Artigo publicado na revista médica The Lancet por Willemijn Lodder e Ana María de Roda Husman, do Centro de Controle de Doenças Infecciosas da Holanda, indicou a presença de RNA do novo coronavírus (Sars-CoV-2) no esgoto de cidades como Paris e Amsterdã e nas fezes de doentes pela covid-19.
Apesar de a descoberta ter causado preocupação, especialistas ligados ao Observatório Nacional dos Direitos à Água e ao Saneamento (ONDAS) apontam que a presença de vestígios do vírus no esgoto não significa necessariamente que a covid-19 seja transmitida dessa maneira e lembram que o vírus não se reproduz na natureza sem um hospedeiro.

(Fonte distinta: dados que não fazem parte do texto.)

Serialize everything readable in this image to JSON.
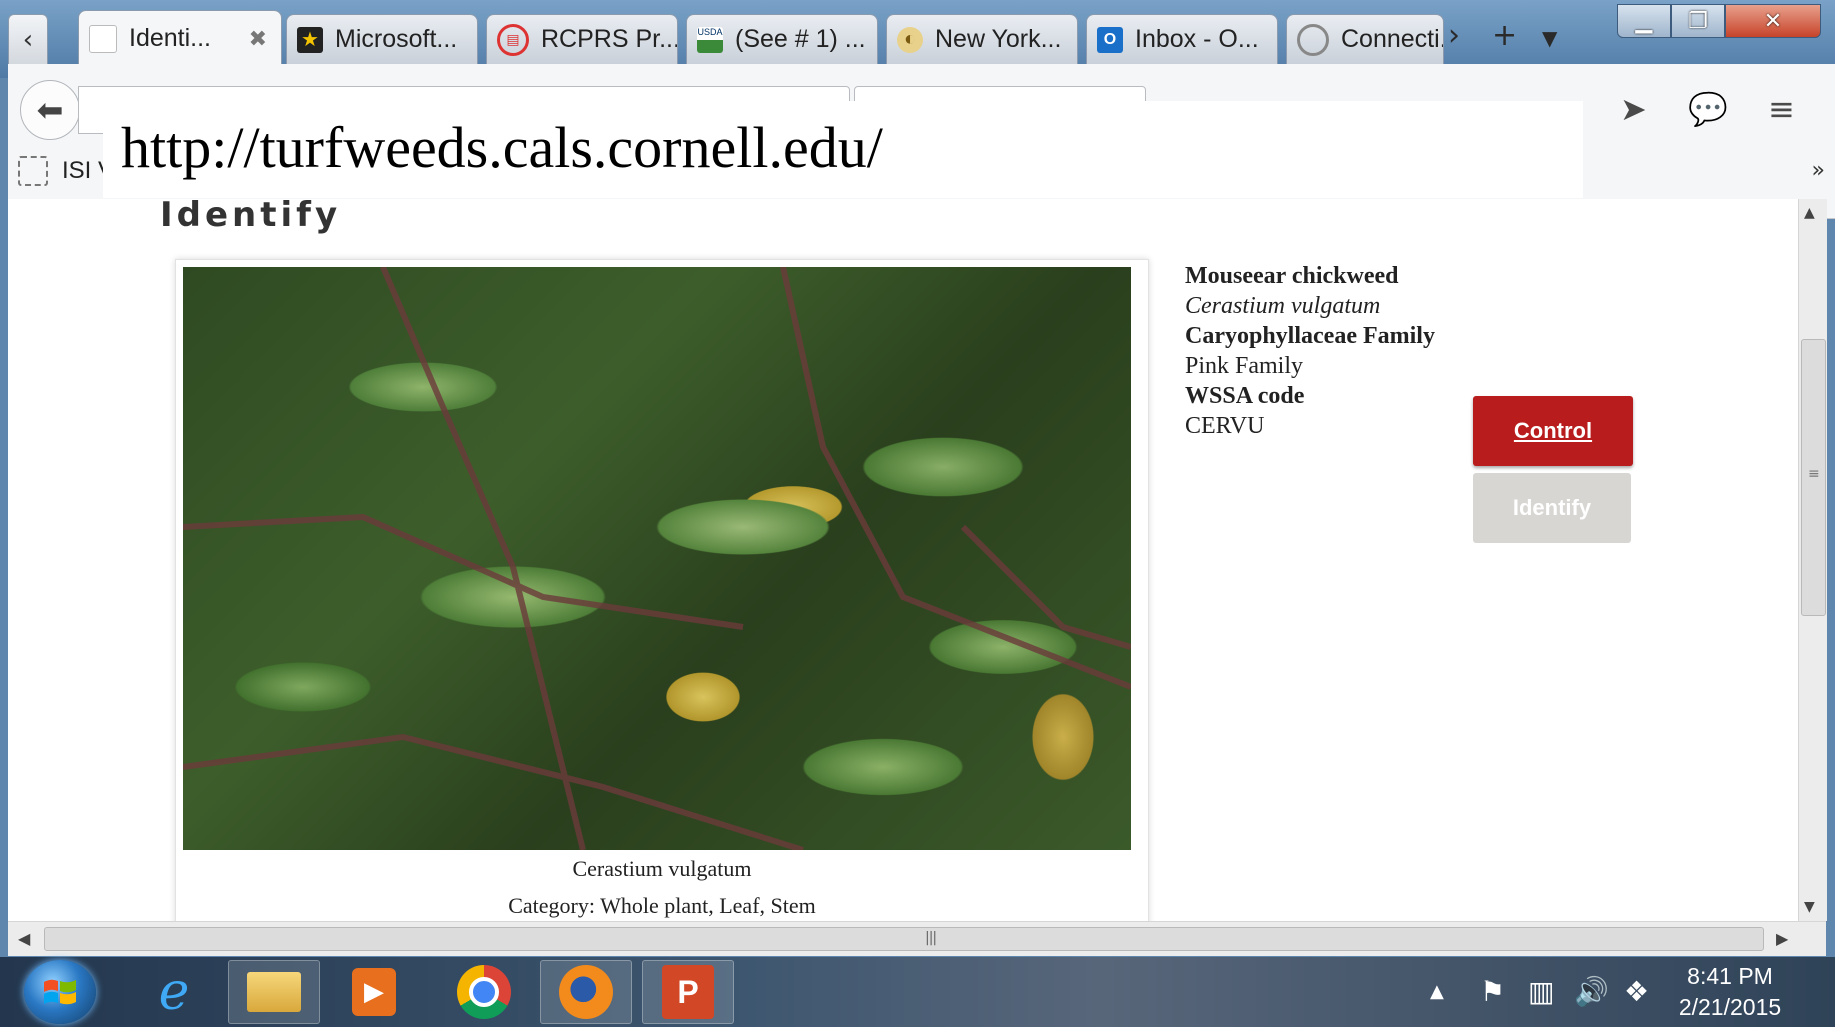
{
  "browser": {
    "tabs": [
      {
        "label": "Identi...",
        "icon": "page-icon",
        "active": true
      },
      {
        "label": "Microsoft...",
        "icon": "star-icon"
      },
      {
        "label": "RCPRS Pr...",
        "icon": "shield-icon"
      },
      {
        "label": "(See # 1) ...",
        "icon": "usda-icon"
      },
      {
        "label": "New York...",
        "icon": "seed-icon"
      },
      {
        "label": "Inbox - O...",
        "icon": "outlook-icon"
      },
      {
        "label": "Connecti...",
        "icon": "loading-icon"
      }
    ],
    "bookmarks": [
      {
        "label": "ISI V"
      }
    ]
  },
  "url_overlay": "http://turfweeds.cals.cornell.edu/",
  "page": {
    "heading": "Identify",
    "photo_caption": "Cerastium vulgatum",
    "category_text": "Category: Whole plant, Leaf, Stem",
    "info": {
      "common_name": "Mouseear chickweed",
      "scientific_name": "Cerastium vulgatum",
      "family": "Caryophyllaceae Family",
      "family_common": "Pink Family",
      "wssa_label": "WSSA code",
      "wssa_code": "CERVU"
    },
    "buttons": {
      "control": "Control",
      "identify": "Identify"
    }
  },
  "taskbar": {
    "time": "8:41 PM",
    "date": "2/21/2015"
  },
  "colors": {
    "control_button": "#b91c1c",
    "identify_button": "#d8d6d2"
  }
}
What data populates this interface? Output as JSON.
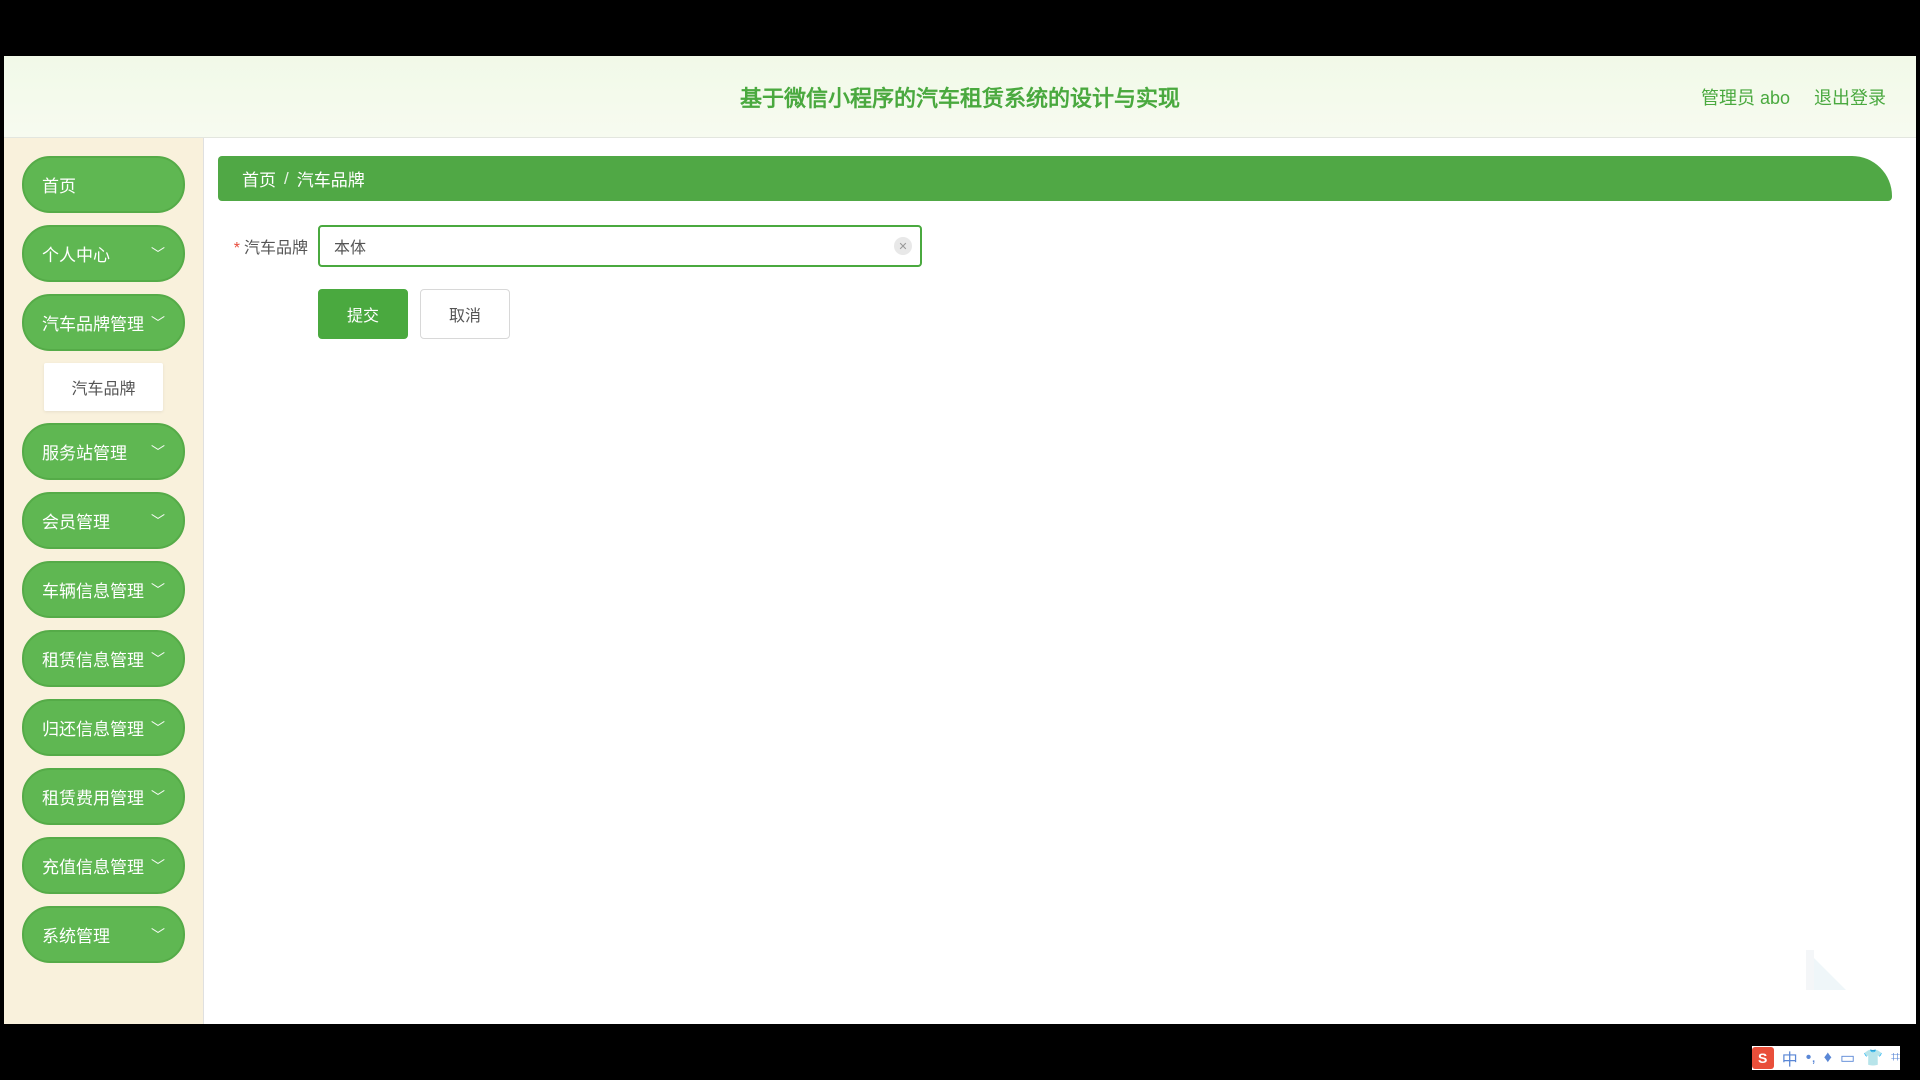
{
  "header": {
    "title": "基于微信小程序的汽车租赁系统的设计与实现",
    "admin_label": "管理员 abo",
    "logout_label": "退出登录"
  },
  "sidebar": {
    "items": [
      {
        "label": "首页",
        "expandable": false
      },
      {
        "label": "个人中心",
        "expandable": true
      },
      {
        "label": "汽车品牌管理",
        "expandable": true,
        "children": [
          {
            "label": "汽车品牌"
          }
        ]
      },
      {
        "label": "服务站管理",
        "expandable": true
      },
      {
        "label": "会员管理",
        "expandable": true
      },
      {
        "label": "车辆信息管理",
        "expandable": true
      },
      {
        "label": "租赁信息管理",
        "expandable": true
      },
      {
        "label": "归还信息管理",
        "expandable": true
      },
      {
        "label": "租赁费用管理",
        "expandable": true
      },
      {
        "label": "充值信息管理",
        "expandable": true
      },
      {
        "label": "系统管理",
        "expandable": true
      }
    ]
  },
  "breadcrumb": {
    "home": "首页",
    "sep": "/",
    "current": "汽车品牌"
  },
  "form": {
    "brand_label": "汽车品牌",
    "brand_value": "本体",
    "submit_label": "提交",
    "cancel_label": "取消"
  },
  "ime": {
    "logo": "S",
    "items": [
      "中",
      "•,",
      "♦",
      "▭",
      "👕",
      "⌗"
    ]
  }
}
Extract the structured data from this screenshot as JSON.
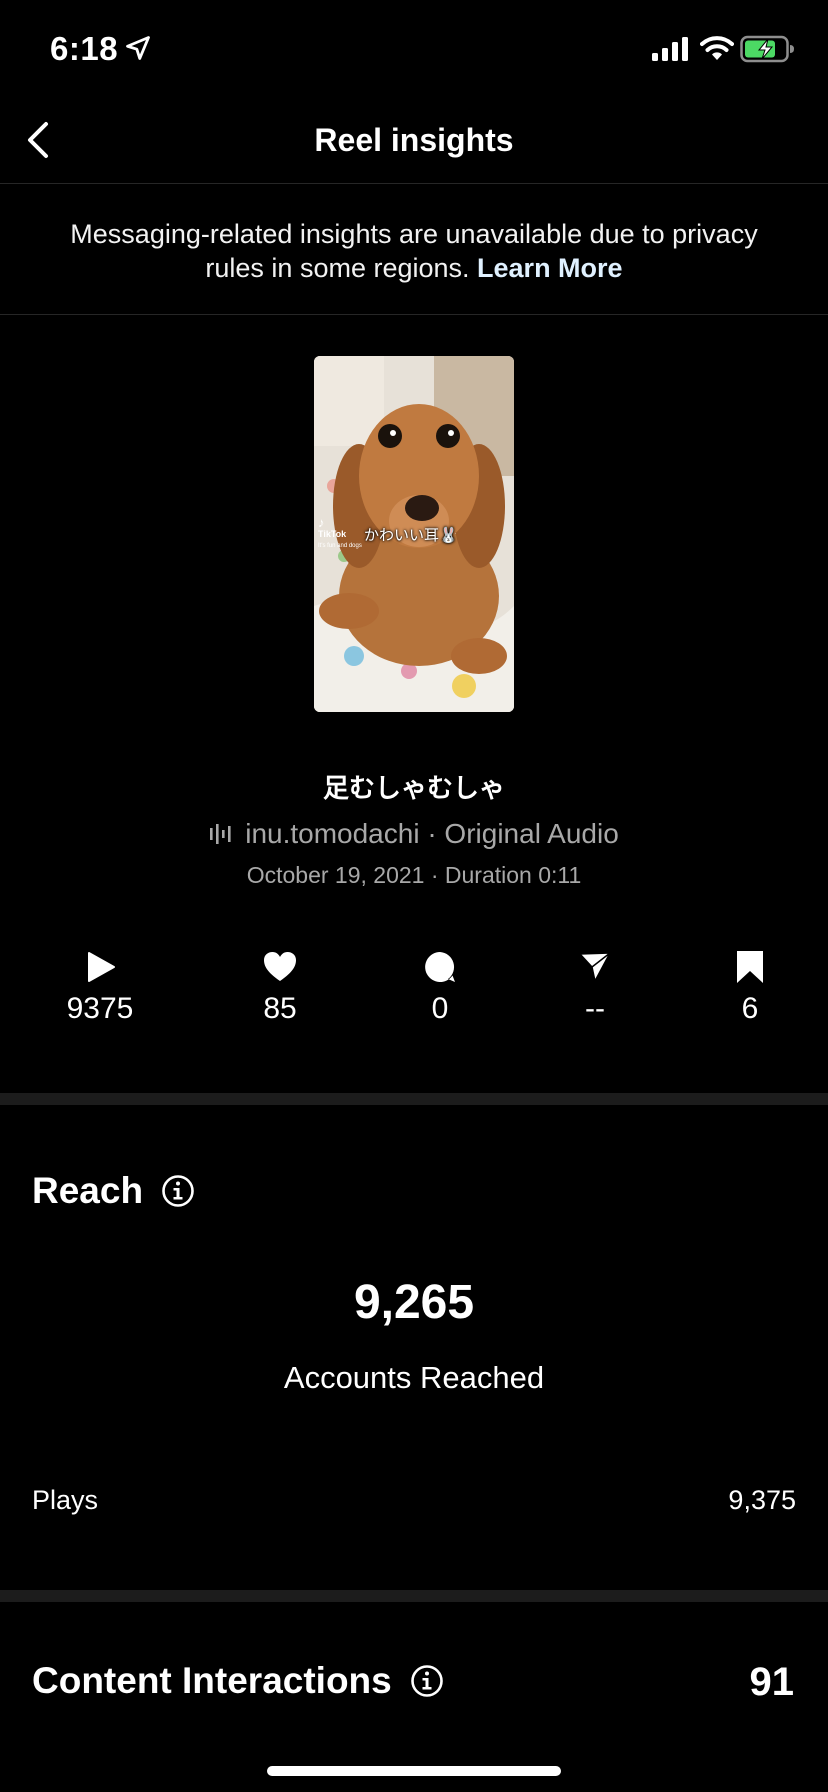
{
  "status_bar": {
    "time": "6:18"
  },
  "nav": {
    "title": "Reel insights"
  },
  "notice": {
    "text": "Messaging-related insights are unavailable due to privacy rules in some regions. ",
    "link": "Learn More"
  },
  "thumbnail": {
    "tiktok_label": "TikTok",
    "tiktok_handle": "It's fun and dogs",
    "caption": "かわいい耳🐰"
  },
  "reel": {
    "title": "足むしゃむしゃ",
    "audio": "inu.tomodachi · Original Audio",
    "meta": "October 19, 2021 · Duration 0:11"
  },
  "stats": [
    {
      "icon": "play-icon",
      "value": "9375"
    },
    {
      "icon": "heart-icon",
      "value": "85"
    },
    {
      "icon": "comment-icon",
      "value": "0"
    },
    {
      "icon": "share-icon",
      "value": "--"
    },
    {
      "icon": "bookmark-icon",
      "value": "6"
    }
  ],
  "reach": {
    "title": "Reach",
    "accounts_reached": "9,265",
    "accounts_reached_label": "Accounts Reached",
    "plays_label": "Plays",
    "plays_value": "9,375"
  },
  "content_interactions": {
    "title": "Content Interactions",
    "value": "91"
  },
  "colors": {
    "background": "#000000",
    "secondary_text": "#a8a8a8",
    "divider": "#1c1c1c",
    "battery_fill": "#4cd964"
  }
}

De acordo com o Prof. Dr. Léo Heller, relator especial da ONU, até o momento, não existe relato de transmissão do novo coronavírus por água ou esgoto, o que demonstra, de acordo com esses especialistas, a necessidade de uma análise abrangente e mais sutil para testar a hipótese de possível transmissão fecal-oral da covid-19.
No artigo, os autores argumentam que a dinâmica ambiental e a persistência da infectividade viral devem ser consideradas na proposta de um marco analítico para testar a hipótese fecal-oral, desvelando as diferentes rotas ambientais das fezes até a boca de uma pessoa suscetível. Também alertam que esse marco não deve ser visto como uma confirmação da hipótese.
Presença na água
A estrutura morfológica e química do SARS-CoV-2 é similar a outros coronavírus já conhecidos e a própria Organização Mundial da Saúde (OMS) admite a similaridade entre eles em termos de persistência na água e de resistência à inativação por desinfecção, mas afirma também que, embora possível, não há evidências da persistência de quaisquer coronavírus em água. O engenheiro sanitarista Alex Moura de Souza Aguiar e o Prof. Dr. Rafael Kopschitz Xavier Bastos reforçam que, até agora, não há quaisquer evidências que a transmissão possa ocorrer por consumo de água tratada.
“O SARS-CoV-2 é um vírus envelopado, envolto por uma membrana lipídica externa frágil, tornando-o suscetível à ação de oxidação da radiação do sol, do cloro ou de outro desinfetante empregado no tratamento da água. Dessa forma, tudo indica que o tratamento convencional da água seja suficiente para a remoção/inativação efetiva do SARS-CoV-2, principalmente a etapa da desinfecção com cloro, que é o desinfetante mais comumente utilizado no Brasil”, explica Alex Moura.
Esgoto pode servir para descobrir circulação do vírus
A importância dos estudos sobre a presença do novo coronavírus no esgoto e na água, para além dos riscos de transmissão, é instrumento importante que pode servir como fonte de dados para descobrir se o vírus está circulando entre a população e em quais regiões, por exemplo. Os especialistas afirmam que isso poderá servir como uma ferramenta epidemiológica barata e não invasiva para alertar contra surtos da doença. O INCT – Etes Sustentáveis está desenvolvendo pesquisa com este objetivo em Belo Horizonte.